DIVA • Design & Management • 4 min read

“Team, We Are Faster than Siri!”

Our speech recognition takes up to 3 seconds or more until a word appears on the screen.

Impress upon engineers why this is too slow and how we can make it faster together.

Product Designer and Product Manager

Year: 2016


When AppTek speech recognition technology debuted, it recorded the audio data, sent it to the servers, and then sent it back to the device as text. The ability to send text back while still recording / speaking was one of the relatively new features that made a voice assistant like DIVA possible in the first place. The crux was that it took 2.7 seconds or more until the uttered word was displayed on the device, which made the interface feel sluggish.

Early recording shows lag between utterance and display of the word

Especially when it was compared to other voice recognition systems. Back then the team was not aware that this might be too slow for the user. It “worked” and there were other problems the team needed to solve.


First, we had to understand as a team that this was a real issue. As Jakob Nielsen writes in his article Response Times about human-computer interaction, three time limits are crucial, and every interaction designer should know them:

The closer a response is to the 0.1 barrier, the more instantaneous it feels. The further away a response is from the 1.0 barrier, the more sluggish it will feel.
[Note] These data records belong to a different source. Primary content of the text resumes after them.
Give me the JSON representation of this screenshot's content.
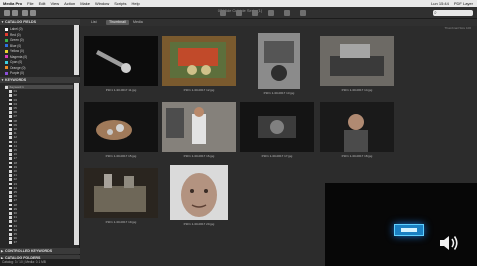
{
  "menubar": {
    "items": [
      "Media Pro",
      "File",
      "Edit",
      "View",
      "Action",
      "Make",
      "Window",
      "Scripts",
      "Help"
    ],
    "status_right": [
      "Lun 15:44",
      "PDF Layer"
    ]
  },
  "toolbar": {
    "window_title": "02 Vide Cubicle Serie (1)"
  },
  "sidebar": {
    "panel1": "CATALOG FIELDS",
    "labels": [
      {
        "name": "Label (0)",
        "color": "#ffffff"
      },
      {
        "name": "Red (0)",
        "color": "#e23a2e"
      },
      {
        "name": "Green (0)",
        "color": "#3bb34a"
      },
      {
        "name": "Blue (0)",
        "color": "#2e6ee0"
      },
      {
        "name": "Yellow (0)",
        "color": "#e9d22e"
      },
      {
        "name": "Magenta (0)",
        "color": "#d83fb9"
      },
      {
        "name": "Cyan (0)",
        "color": "#3ecfe0"
      },
      {
        "name": "Orange (0)",
        "color": "#ee8a26"
      },
      {
        "name": "Purple (0)",
        "color": "#8a4fd8"
      }
    ],
    "panel2": "KEYWORDS",
    "categories": [
      "Keyword 1",
      "01",
      "02",
      "03",
      "04",
      "05",
      "06",
      "07",
      "08",
      "09",
      "10",
      "11",
      "12",
      "13",
      "14",
      "15",
      "16",
      "17",
      "18",
      "19",
      "20",
      "21",
      "22",
      "23",
      "24",
      "25",
      "26",
      "27",
      "28",
      "29",
      "30",
      "31",
      "32",
      "33",
      "34",
      "35",
      "36",
      "37"
    ],
    "panel3": "CONTROLLED KEYWORDS",
    "panel4": "CATALOG FOLDERS",
    "status": "Catalog: 3 / 10  |  Media: 0.1 MB"
  },
  "main": {
    "tabs": [
      "List",
      "Thumbnail",
      "Media"
    ],
    "active_tab": "Thumbnail",
    "column_info": "Thumbnail Size  100  ",
    "thumbnails": [
      {
        "caption": "P1F1 1-30-0017 11.jpg"
      },
      {
        "caption": "P1F1 1-30-0017 12.jpg"
      },
      {
        "caption": "P1F1 1-30-0017 13.jpg"
      },
      {
        "caption": "P1F1 1-30-0017 14.jpg"
      },
      {
        "caption": "P1F1 1-30-0017 15.jpg"
      },
      {
        "caption": "P1F1 1-30-0017 16.jpg"
      },
      {
        "caption": "P1F1 1-30-0017 17.jpg"
      },
      {
        "caption": "P1F1 1-30-0017 18.jpg"
      },
      {
        "caption": "P1F1 1-30-0017 19.jpg"
      },
      {
        "caption": "P1F1 1-30-0017 20.jpg"
      }
    ]
  },
  "overlay": {
    "icon": "speaker-icon"
  }
}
Three limitsEverybody wants to be happy

After sharing this fact, I needed data points to show how slow the recognition was. I needed to come up with a simple and pragmatic way to do that without stressing out developers and binding their resources. So, I recorded the speech recognition with screen recording software, or I just took a video of two or three smartphones with DIVA and other voice recognition software next to each other.

Siri vs. Google vs. DIVA

Then I replayed the recording and counted the frames between the uttering of word and the word being displayed on the screen. Then I just needed to calculate the seconds based on the fps of the video file. I would do that with two different sentences every now and then. All competitive voice recognition software was faster than 1.0 second, with Google being the fastest. DIVA with up to 3 seconds was way behind. Fixing this was not an easy task. There are different systems that work together and different reasons why it was taking longer for DIVA.


Every time I did the test I shared the results in our weekly meetings and asked the team what we could do about it. The engineers came up with ideas. After those were deployed, I tested again and shared the results. It was important to keep working on the issue continuously. It is only when a problem haunts you that you think about solutions. To ensure this was the case, the team needed to be made aware of the issue. The process went on for nine months. Not every change we deployed made it better. But every change meant we were trying, and gave us a new way of looking at things.

DIVA shows outputs numbers for debugging the speech recognition

The engineers also would come up with ideas for simple visual indicators that the system was working or for debugging techniques so the user could see on the screen when something was stuck.

350% Faster

Nine months later we broke the 1.0 second barrier. It took DIVA only 0.6 seconds until an uttered word was displayed on the device. That was 350% faster than when we started (2.7 seconds). We were even faster than Apple Siri, and nearly as fast as Google speech recognition. This was a big achievement for the team.

Nine months later we were faster than Siri


Design is not how it looks, but how it works. And only close teamwork between engineering and design can make the dream work.